Outside of the direct risk of COVID-19, Brand says Multisystem Inflammatory Syndrome in Children, or MIS-C, is a dangerous risk that can appear weeks after an often uneventful COVID-19 infection.
“You may not even be very sick with COVID,” Brand said. “In fact, the first one I know about, the family had COVID, the baby had it, but wasn’t sick at all, but developed the MIS-C.”
He said his office has had three or four children hospitalized with the condition. Most are in the ICU for two or three days.
Through July 2021, 12 Alaska children had been confirmed to have MIS-C. All were hospitalized for the condition, with seven admitted to the intensive care unit.

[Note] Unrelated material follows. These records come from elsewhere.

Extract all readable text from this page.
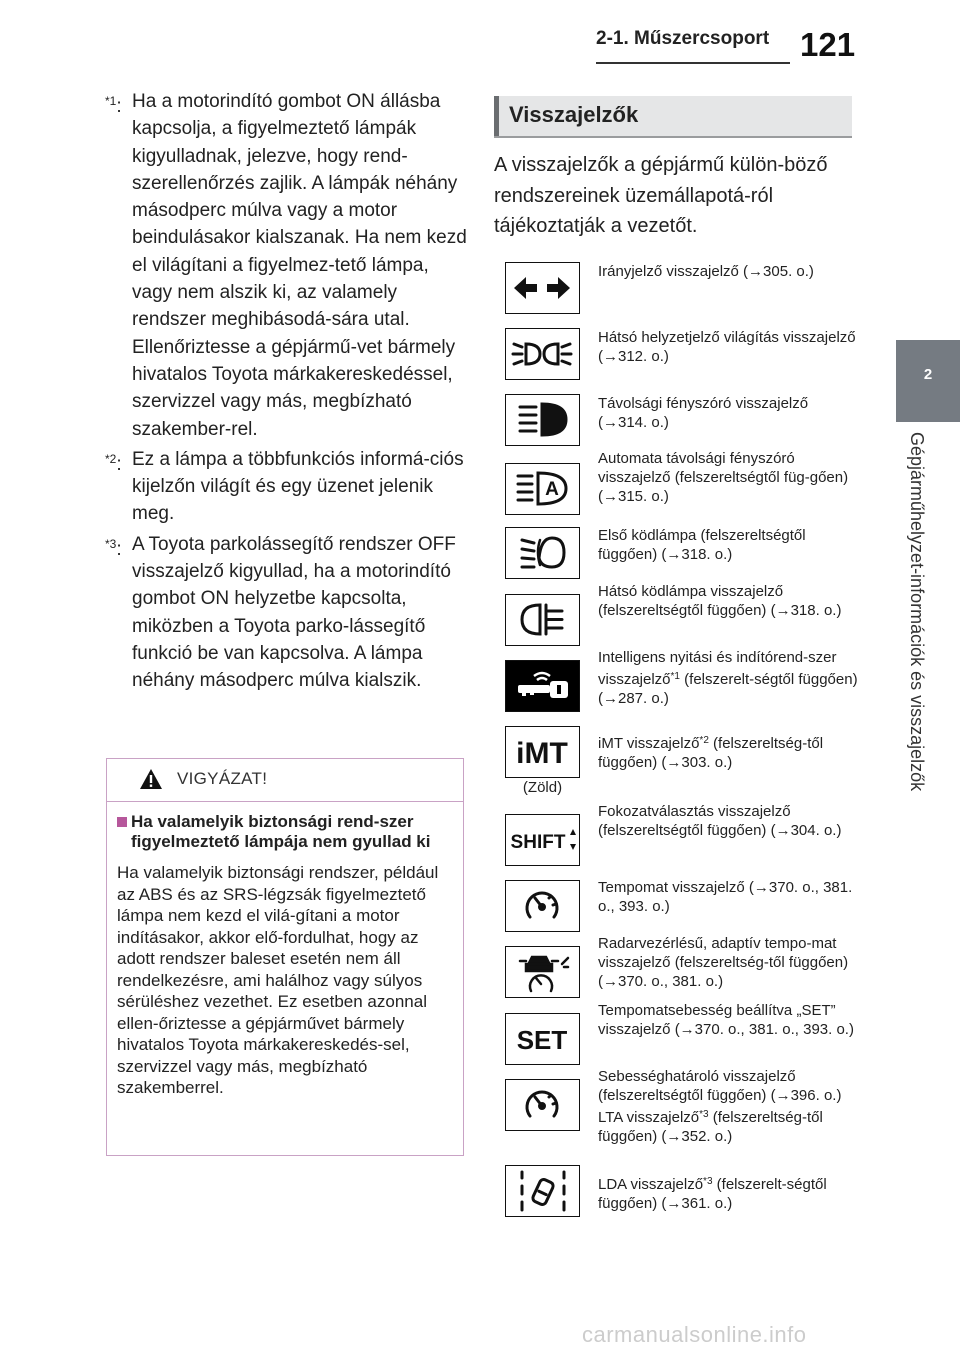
2-1. Műszercsoport 121
2
Gépjárműhelyzet-információk és visszajelzők
$^{*1}$: Ha a motorindító gombot ON állásba kapcsolja, a figyelmeztető lámpák kigyulladnak, jelezve, hogy rend-szerellenőrzés zajlik. A lámpák néhány másodperc múlva vagy a motor beindulásakor kialszanak. Ha nem kezd el világítani a figyelmez-tető lámpa, vagy nem alszik ki, az valamely rendszer meghibásodá-sára utal. Ellenőriztesse a gépjármű-vet bármely hivatalos Toyota márkakereskedéssel, szervizzel vagy más, megbízható szakember-rel.
$^{*2}$: Ez a lámpa a többfunkciós informá-ciós kijelzőn világít és egy üzenet jelenik meg.
$^{*3}$: A Toyota parkolássegítő rendszer OFF visszajelző kigyullad, ha a motorindító gombot ON helyzetbe kapcsolta, miközben a Toyota parko-lássegítő funkció be van kapcsolva. A lámpa néhány másodperc múlva kialszik.
VIGYÁZAT!
Ha valamelyik biztonsági rend-szer figyelmeztető lámpája nem gyullad ki
Ha valamelyik biztonsági rendszer, például az ABS és az SRS-légzsák figyelmeztető lámpa nem kezd el vilá-gítani a motor indításakor, akkor elő-fordulhat, hogy az adott rendszer baleset esetén nem áll rendelkezésre, ami halálhoz vagy súlyos sérüléshez vezethet. Ez esetben azonnal ellen-őriztesse a gépjárművet bármely hivatalos Toyota márkakereskedés-sel, szervizzel vagy más, megbízható szakemberrel.
Visszajelzők
A visszajelzők a gépjármű külön-böző rendszereinek üzemállapotá-ról tájékoztatják a vezetőt.
Irányjelző visszajelző (→305. o.)
Hátsó helyzetjelző világítás visszajelző (→312. o.)
Távolsági fényszóró visszajelző (→314. o.)
A
Automata távolsági fényszóró visszajelző (felszereltségtől füg-gően) (→315. o.)
Első ködlámpa (felszereltségtől függően) (→318. o.)
Hátsó ködlámpa visszajelző (felszereltségtől függően) (→318. o.)
Intelligens nyitási és indítórend-szer visszajelző$^{*1}$ (felszerelt-ségtől függően) (→287. o.)
iMT
(Zöld)
iMT visszajelző$^{*2}$ (felszereltség-től függően) (→303. o.)
SHIFT
Fokozatválasztás visszajelző (felszereltségtől függően) (→304. o.)
Tempomat visszajelző (→370. o., 381. o., 393. o.)
Radarvezérlésű, adaptív tempo-mat visszajelző (felszereltség-től függően) (→370. o., 381. o.)
SET
Tempomatsebesség beállítva „SET” visszajelző (→370. o., 381. o., 393. o.)
Sebességhatároló visszajelző (felszereltségtől függően) (→396. o.)
LTA visszajelző$^{*3}$ (felszereltség-től függően) (→352. o.)
LDA visszajelző$^{*3}$ (felszerelt-ségtől függően) (→361. o.)
carmanualsonline.info
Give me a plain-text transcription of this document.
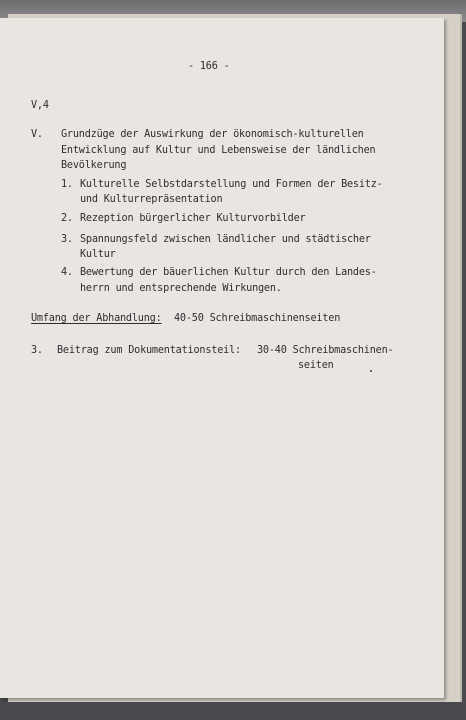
- 166 -
V,4
V. Grundzüge der Auswirkung der ökonomisch-kulturellen
Entwicklung auf Kultur und Lebensweise der ländlichen
Bevölkerung
1. Kulturelle Selbstdarstellung und Formen der Besitz-
und Kulturrepräsentation
2. Rezeption bürgerlicher Kulturvorbilder
3. Spannungsfeld zwischen ländlicher und städtischer
Kultur
4. Bewertung der bäuerlichen Kultur durch den Landes-
herrn und entsprechende Wirkungen.
Umfang der Abhandlung: 40-50 Schreibmaschinenseiten
3. Beitrag zum Dokumentationsteil: 30-40 Schreibmaschinen-
seiten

“People harp on hospitalizations, harp on deaths, (say kids are) not very ill, but there is a secondary thing,” Brand said, “and if you end up with more and more (COVID-19) cases in children, you could end up with more and more MIS-C because we can’t prevent it that we know of.”
The Alaska Department of Health and Social Services says it will have enough doses to vaccinate 55% of the eligible Alaska children in the age range of 5-11, before national chain pharmacies receive their allocation from the federal government.
The CDC’s Advisory Committee on Immunization Practices meets Nov. 2 and 3.
Editor’s note: Lauren Maxwell and Kim Daehnke contributed to this story.